Data for expression of lncRNAs and corresponding clinical data from all tumor types in the study were downloaded from TCGA (https://portal.gdc.cancer.gov/). Expression data from TCGA were first filtered based on the list of differentially expressed lncRNAs previously obtained from our data (candidate lncRNAs). Expression data for each candidate lncRNA were then individually submitted to a separate survival analysis performed using univariate Cox proportional hazards models,87 with expression levels of lncRNAs as continuous variables. To adjust for other clinical variables, each lncRNA exhibiting significant correlation with patient survival in the univariate analysis (Cox proportional-hazards regression p-value < 0.05) was then included in a multivariate Cox proportional hazards model with the following covariates: age at diagnosis, gender, CIMP status, IDH1 mutation, MGMT methylation, chromosome 19/20 co-gain, and chromosome 7 gain/chromosome 10 loss. Kaplan-Meier survival curves were then built for lncRNAs that remained significantly associated with patient survival in the multivariate Cox proportional-hazards regression models (p-value < 0.05). Relevant survival differences between samples exhibiting high or low expression of each lncRNA (samples split based on the median value of lncRNA expression levels) were determined using the log-rank test (p-value < 0.05). We first considered all GBM samples in the survival analyses. Next, analyses were performed separately considering MES and PN subgroups. GBM samples were classified into these subgroups based on data from the GlioVis data portal.48

Validation of splicing events by qRT-PCR

First, we selected a total of seven exon-skipping events to be tested by qRT-PCR. These candidates were randomly selected (using a random number generator) from a sorted list containing the top 500 exon-skipping events with the highest ΔPSI between GSC MES vs.
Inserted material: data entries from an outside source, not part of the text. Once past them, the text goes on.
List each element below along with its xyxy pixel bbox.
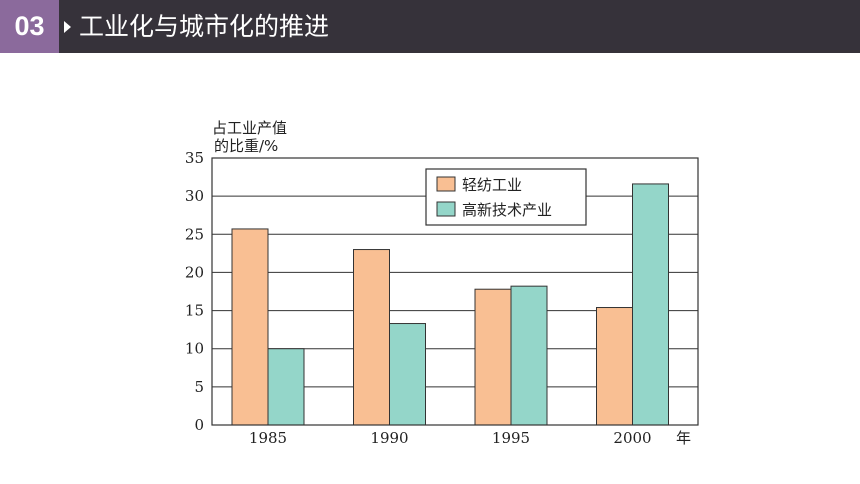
legend-label-high-tech: 高新技术产业	[462, 201, 552, 219]
bar-high-tech	[267, 348, 305, 426]
y-tick-label: 30	[185, 187, 204, 205]
legend: 轻纺工业 高新技术产业	[425, 168, 587, 226]
bar-high-tech	[389, 323, 426, 426]
x-tick-label: 2000	[613, 429, 651, 447]
section-title: 工业化与城市化的推进	[79, 12, 330, 41]
y-tick-label: 15	[185, 302, 204, 320]
legend-label-light-textile: 轻纺工业	[462, 176, 522, 194]
y-axis-label-line2: 的比重/%	[214, 137, 278, 155]
bar-light-textile	[596, 307, 633, 426]
section-number-badge: 03	[0, 0, 59, 53]
legend-swatch-high-tech	[436, 201, 456, 217]
bar-light-textile	[353, 249, 390, 426]
y-tick-labels: 0 5 10 15 20 25 30 35	[185, 149, 204, 434]
x-tick-label: 1985	[249, 429, 287, 447]
chevron-right-icon	[64, 21, 71, 33]
bar-high-tech	[510, 285, 548, 426]
x-tick-labels: 1985 1990 1995 2000	[249, 429, 652, 447]
y-tick-label: 25	[185, 225, 204, 243]
y-tick-label: 10	[185, 340, 204, 358]
plot-frame	[211, 157, 699, 426]
x-tick-label: 1995	[492, 429, 530, 447]
y-axis-label-line1: 占工业产值	[212, 119, 287, 137]
y-tick-label: 5	[194, 378, 204, 396]
legend-swatch-light-textile	[436, 176, 456, 192]
bar-light-textile	[231, 228, 269, 426]
bars	[231, 183, 669, 426]
bar-light-textile	[474, 288, 512, 426]
y-tick-label: 20	[185, 263, 204, 281]
bar-high-tech	[632, 183, 669, 426]
section-header: 03 工业化与城市化的推进	[0, 0, 860, 53]
x-tick-label: 1990	[370, 429, 408, 447]
y-tick-label: 35	[185, 149, 204, 167]
x-axis-label: 年	[676, 429, 691, 447]
y-tick-label: 0	[194, 416, 204, 434]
PN. Next, total RNA was extracted using TRIzol reagent (Invitrogen) according to the manufacturer’s instructions. Reverse transcription of messenger RNAs was performed using a high-capacity cDNA reverse transcription kit (Applied Biosystems) with random priming. For mRNA analysis, quantitative PCR was performed using the primers listed in Supplementary Table 26 and Power SYBR green PCR master mix (Applied Biosystems). Real-time PCR was performed on a ViiA™ STRING7 Real-Time PCR System (Applied Biosystems). Data were acquired using the ViiA 7 RUO software package (Applied Biosystems) and analyzed using an adapted 2−ΔΔCT method with B2M as an endogenous control.
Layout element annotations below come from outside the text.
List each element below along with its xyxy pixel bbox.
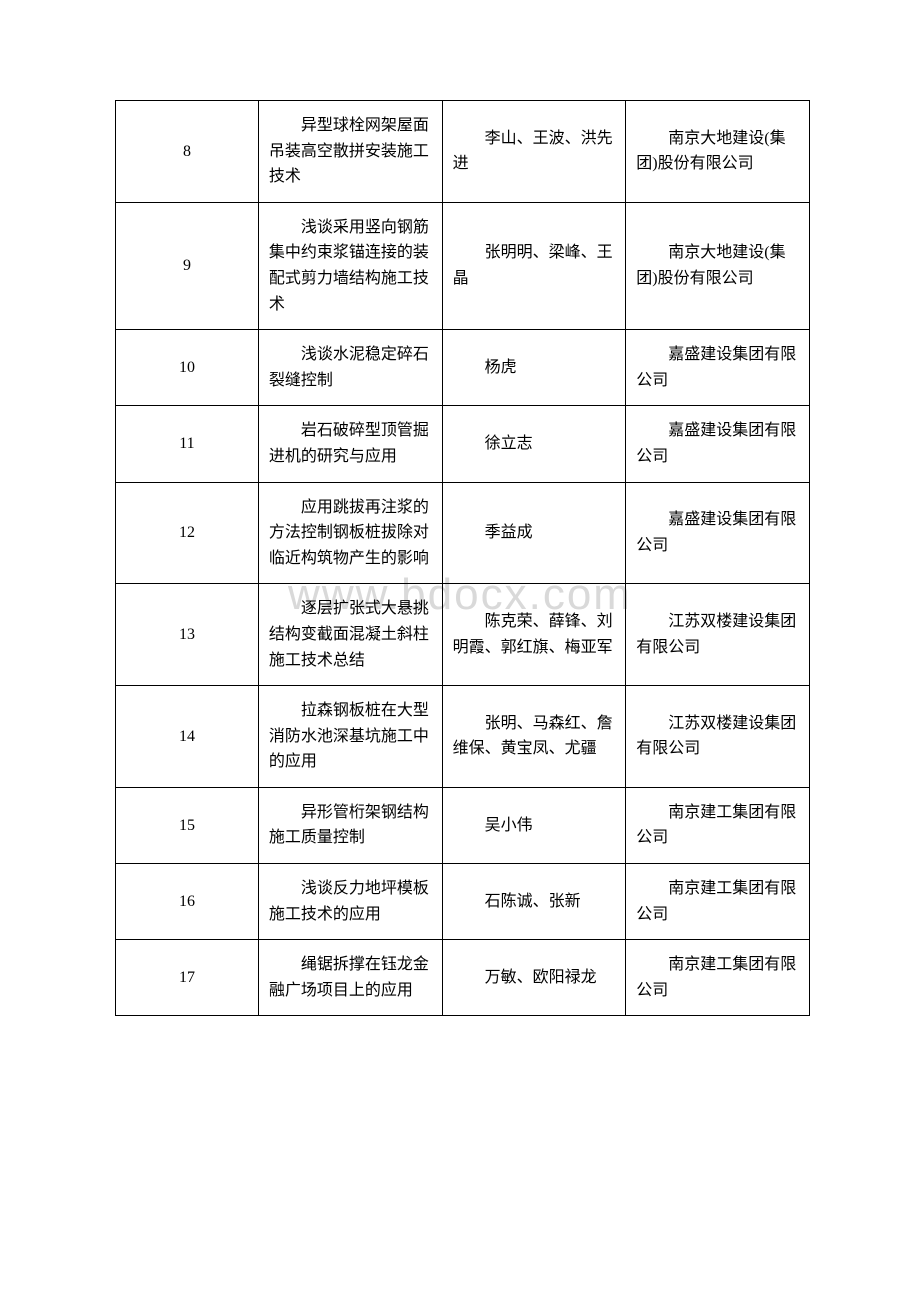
cell-num: 17 xyxy=(116,940,259,1016)
cell-org: 南京大地建设(集团)股份有限公司 xyxy=(626,202,810,329)
cell-title: 浅谈水泥稳定碎石裂缝控制 xyxy=(258,330,442,406)
table-row: 13 逐层扩张式大悬挑结构变截面混凝土斜柱施工技术总结 陈克荣、薛锋、刘明霞、郭… xyxy=(116,584,810,686)
table-row: 16 浅谈反力地坪模板施工技术的应用 石陈诚、张新 南京建工集团有限公司 xyxy=(116,864,810,940)
cell-title: 浅谈反力地坪模板施工技术的应用 xyxy=(258,864,442,940)
cell-title: 岩石破碎型顶管掘进机的研究与应用 xyxy=(258,406,442,482)
cell-author: 石陈诚、张新 xyxy=(442,864,626,940)
table-row: 14 拉森钢板桩在大型消防水池深基坑施工中的应用 张明、马森红、詹维保、黄宝凤、… xyxy=(116,686,810,788)
cell-author: 季益成 xyxy=(442,482,626,584)
cell-org: 南京建工集团有限公司 xyxy=(626,864,810,940)
table-container: 8 异型球栓网架屋面吊装高空散拼安装施工技术 李山、王波、洪先进 南京大地建设(… xyxy=(115,100,810,1016)
table-row: 17 绳锯拆撑在钰龙金融广场项目上的应用 万敏、欧阳禄龙 南京建工集团有限公司 xyxy=(116,940,810,1016)
table-body: 8 异型球栓网架屋面吊装高空散拼安装施工技术 李山、王波、洪先进 南京大地建设(… xyxy=(116,101,810,1016)
cell-author: 万敏、欧阳禄龙 xyxy=(442,940,626,1016)
cell-author: 张明、马森红、詹维保、黄宝凤、尤疆 xyxy=(442,686,626,788)
cell-title: 异型球栓网架屋面吊装高空散拼安装施工技术 xyxy=(258,101,442,203)
cell-org: 南京建工集团有限公司 xyxy=(626,787,810,863)
cell-num: 14 xyxy=(116,686,259,788)
table-row: 12 应用跳拔再注浆的方法控制钢板桩拔除对临近构筑物产生的影响 季益成 嘉盛建设… xyxy=(116,482,810,584)
table-row: 8 异型球栓网架屋面吊装高空散拼安装施工技术 李山、王波、洪先进 南京大地建设(… xyxy=(116,101,810,203)
cell-org: 嘉盛建设集团有限公司 xyxy=(626,330,810,406)
cell-org: 江苏双楼建设集团有限公司 xyxy=(626,686,810,788)
cell-author: 杨虎 xyxy=(442,330,626,406)
cell-title: 绳锯拆撑在钰龙金融广场项目上的应用 xyxy=(258,940,442,1016)
data-table: 8 异型球栓网架屋面吊装高空散拼安装施工技术 李山、王波、洪先进 南京大地建设(… xyxy=(115,100,810,1016)
table-row: 9 浅谈采用竖向钢筋集中约束浆锚连接的装配式剪力墙结构施工技术 张明明、梁峰、王… xyxy=(116,202,810,329)
cell-num: 9 xyxy=(116,202,259,329)
table-row: 15 异形管桁架钢结构施工质量控制 吴小伟 南京建工集团有限公司 xyxy=(116,787,810,863)
cell-num: 10 xyxy=(116,330,259,406)
cell-num: 15 xyxy=(116,787,259,863)
cell-num: 8 xyxy=(116,101,259,203)
cell-org: 南京大地建设(集团)股份有限公司 xyxy=(626,101,810,203)
cell-org: 嘉盛建设集团有限公司 xyxy=(626,406,810,482)
cell-title: 拉森钢板桩在大型消防水池深基坑施工中的应用 xyxy=(258,686,442,788)
cell-author: 李山、王波、洪先进 xyxy=(442,101,626,203)
cell-author: 徐立志 xyxy=(442,406,626,482)
cell-num: 12 xyxy=(116,482,259,584)
cell-author: 张明明、梁峰、王晶 xyxy=(442,202,626,329)
cell-title: 浅谈采用竖向钢筋集中约束浆锚连接的装配式剪力墙结构施工技术 xyxy=(258,202,442,329)
cell-org: 嘉盛建设集团有限公司 xyxy=(626,482,810,584)
cell-title: 应用跳拔再注浆的方法控制钢板桩拔除对临近构筑物产生的影响 xyxy=(258,482,442,584)
table-row: 11 岩石破碎型顶管掘进机的研究与应用 徐立志 嘉盛建设集团有限公司 xyxy=(116,406,810,482)
table-row: 10 浅谈水泥稳定碎石裂缝控制 杨虎 嘉盛建设集团有限公司 xyxy=(116,330,810,406)
cell-title: 逐层扩张式大悬挑结构变截面混凝土斜柱施工技术总结 xyxy=(258,584,442,686)
cell-num: 16 xyxy=(116,864,259,940)
cell-author: 陈克荣、薛锋、刘明霞、郭红旗、梅亚军 xyxy=(442,584,626,686)
cell-author: 吴小伟 xyxy=(442,787,626,863)
cell-title: 异形管桁架钢结构施工质量控制 xyxy=(258,787,442,863)
cell-num: 13 xyxy=(116,584,259,686)
cell-num: 11 xyxy=(116,406,259,482)
cell-org: 南京建工集团有限公司 xyxy=(626,940,810,1016)
cell-org: 江苏双楼建设集团有限公司 xyxy=(626,584,810,686)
Statistical analysis and figures

Statistical analyses were performed using R. Figures were built using R, Cytoscape,86 Circos Plot,88 Inkscape (https://inkscape.org/) and rmats2sashimiplot (https://github.com/Xinglab/rmats2sashimiplot/).

Reporting summary

Further information on research design is available in the Nature Research Reporting Summary linked to this article.